X - L'après-guerre > Visite du conservateur du Musée d'art moderne de Paris
La grande affaire de l’année fut la visite rendue à Kickert, rue
Boissonade, le 21 mars, par Jean Cassou, le conservateur en chef du
Musée national d’art moderne, une autorité en matière de peinture, qui
avait pris l’initiative de la visite. Il demanda à voir toute la
production récente du peintre. Il manifesta intérêt et souvent
admiration. Il ne cacha pas qu’il jugeait regrettable que Kickert soit
insuffisamment représenté dans les collections de son musée et qu’il
espérait y remédier. Il désigna cinq œuvres dans ce but (1).
Dans l’esprit de Jean Cassou, il s’agissait d’un choix préalable à
partir duquel une sélection plus serrée devrait être faite. Mais
Conrad, aux anges, ne douta pas que la force de son talent, enfin
reconnue, lui vaudrait un panneau entier avenue du Président-Wilson (2).
Il inscrivit une mention "R.M.", signifiant "réservé musée" au dos des
cinq œuvres. Lorsqu’il montrait l’une ou l’autre le mercredi soir, il
annonçait leur prochaine destination. Durant ce temps, le projet Cassou
était passé au crible par le seul service qualifié pour les achats
d’œuvres d’art, la direction générale des arts et des lettres, qui
envoya chez Kickert Madame Lamy, inspecteur principal des beaux-arts.
Celle-ci retint seulement le "Cactus". Le chef du bureau des travaux d’art (sic) demanda à Kickert (3)
de fixer le prix auquel il accepterait de céder cette œuvre, en tenant
compte de l’extrême modicité de leurs crédits. Conrad indiqua un
montant de 50. 000 francs, espérant répondre ainsi à leur désir de
rester dans la limite de leurs possibilités.

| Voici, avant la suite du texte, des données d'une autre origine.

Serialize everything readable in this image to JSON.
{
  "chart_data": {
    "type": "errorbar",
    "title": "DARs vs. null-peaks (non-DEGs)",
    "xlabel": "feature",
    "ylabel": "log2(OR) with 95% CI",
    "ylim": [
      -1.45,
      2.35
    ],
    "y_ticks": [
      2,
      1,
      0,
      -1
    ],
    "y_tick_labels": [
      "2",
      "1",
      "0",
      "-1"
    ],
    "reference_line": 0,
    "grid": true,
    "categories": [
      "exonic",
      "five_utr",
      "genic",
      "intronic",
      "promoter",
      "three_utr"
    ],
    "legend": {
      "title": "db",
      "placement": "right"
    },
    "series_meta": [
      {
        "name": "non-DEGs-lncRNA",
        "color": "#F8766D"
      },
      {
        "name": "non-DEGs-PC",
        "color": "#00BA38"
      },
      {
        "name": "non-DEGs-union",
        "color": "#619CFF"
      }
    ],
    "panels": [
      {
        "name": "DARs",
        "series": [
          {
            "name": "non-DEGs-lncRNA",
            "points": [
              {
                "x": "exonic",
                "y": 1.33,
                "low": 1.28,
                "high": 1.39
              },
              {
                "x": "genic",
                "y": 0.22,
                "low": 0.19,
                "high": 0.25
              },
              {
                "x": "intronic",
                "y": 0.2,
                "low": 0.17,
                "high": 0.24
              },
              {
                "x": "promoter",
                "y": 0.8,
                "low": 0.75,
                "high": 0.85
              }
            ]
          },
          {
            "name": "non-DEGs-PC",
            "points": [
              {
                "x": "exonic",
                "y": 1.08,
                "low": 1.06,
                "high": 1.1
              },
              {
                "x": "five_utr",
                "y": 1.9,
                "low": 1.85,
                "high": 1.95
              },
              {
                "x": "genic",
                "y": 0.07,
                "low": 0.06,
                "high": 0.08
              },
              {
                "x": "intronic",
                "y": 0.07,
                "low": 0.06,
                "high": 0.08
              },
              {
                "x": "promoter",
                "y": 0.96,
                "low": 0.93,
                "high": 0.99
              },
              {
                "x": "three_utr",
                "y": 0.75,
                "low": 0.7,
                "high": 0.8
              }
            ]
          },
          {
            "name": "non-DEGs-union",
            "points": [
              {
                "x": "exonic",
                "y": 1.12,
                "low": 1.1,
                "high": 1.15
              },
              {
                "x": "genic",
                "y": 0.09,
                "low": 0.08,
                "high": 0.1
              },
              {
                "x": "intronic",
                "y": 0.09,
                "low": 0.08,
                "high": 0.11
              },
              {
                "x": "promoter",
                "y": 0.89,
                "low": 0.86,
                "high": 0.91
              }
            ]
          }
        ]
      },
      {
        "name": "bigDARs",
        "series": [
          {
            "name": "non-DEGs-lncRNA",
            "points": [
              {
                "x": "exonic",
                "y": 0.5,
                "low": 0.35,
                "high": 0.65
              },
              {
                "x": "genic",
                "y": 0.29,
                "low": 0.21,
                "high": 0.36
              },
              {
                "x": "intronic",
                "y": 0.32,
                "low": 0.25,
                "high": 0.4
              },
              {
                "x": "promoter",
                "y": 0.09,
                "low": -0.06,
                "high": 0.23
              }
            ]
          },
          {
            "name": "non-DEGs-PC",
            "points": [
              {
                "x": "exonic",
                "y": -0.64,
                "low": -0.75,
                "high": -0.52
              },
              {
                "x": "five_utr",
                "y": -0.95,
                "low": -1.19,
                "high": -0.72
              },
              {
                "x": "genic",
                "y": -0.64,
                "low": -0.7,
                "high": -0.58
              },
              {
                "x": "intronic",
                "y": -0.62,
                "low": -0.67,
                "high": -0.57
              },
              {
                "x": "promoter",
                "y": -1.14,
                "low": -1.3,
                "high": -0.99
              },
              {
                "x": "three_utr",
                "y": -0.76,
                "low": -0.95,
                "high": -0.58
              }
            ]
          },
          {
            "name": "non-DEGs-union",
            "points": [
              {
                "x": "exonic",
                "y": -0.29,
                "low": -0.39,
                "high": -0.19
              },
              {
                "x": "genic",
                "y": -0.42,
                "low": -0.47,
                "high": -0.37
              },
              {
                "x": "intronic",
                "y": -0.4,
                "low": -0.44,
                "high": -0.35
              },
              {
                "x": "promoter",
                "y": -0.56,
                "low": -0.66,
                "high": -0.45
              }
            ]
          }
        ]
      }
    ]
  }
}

C’était encore trop pour
l’Etat comme le lui fit savoir (4)
la direction des arts et des lettres, en indiquant qu’elle ne pouvait
pas dépasser 35.000 francs pour cet achat. Kickert ne voulut pas donner
son accord. Son dépit et même son amertume venaient en vérité du rejet
de toutes ses autres œuvres, du refus de ce vaste panneau dont il avait
rêvé, qui devait montrer la richesse de son art et qui se réduisait
tout à coup à un seul tableau. Il y avait tellement cru qu’il se
sentait humilié comme si le musée l’avait jeté soudain à la rue.
Cette déconvenue n’entama en rien pourtant sa volonté de continuer son
œuvre. A la veille des ses soixante-dix ans, il gardait au service de
son idéal l’enthousiasme de la trentaine. Et cela dura encore pendant
quatorze ans. L’événement, c’est cela, et il faut l’étudier dans ses
divers aspects, même s’il est inutile de suivre une chronologie
annuelle. Les chapitres suivants évoqueront successivement :
- les envois aux salons, dès lors son seul contact avec le public,
- sa vie sociale : les collègues, les élèves, les amis, les amateurs de ses œuvres tant en France qu’aux Pays-Bas,
- un survol du travail de ces quatorze années.
(1) : Les cinq œuvres en question
qui auraient rejoint "la Belle Fermière" en possession du musée depuis
1925, étaient "Eve de Montparnasse" (Opus 47-08), "la Porte du
Lion" (Opus 43-11), un autoportrait (Opus 51-03),
"l’Inconnue" (Opus 46-16) et aussi "Cactus" (Opus 42-04) qui
appartient aujourd’hui au musée des Années trente
(Boulogne-Billancourt).
(2) : Le musée fut ensuite transporté au centre Georges-Pompidou, rue Beaubourg.
(3) : Par lettre du 26 mai 1951.
(4) : Par lettre du 10 juillet 1951.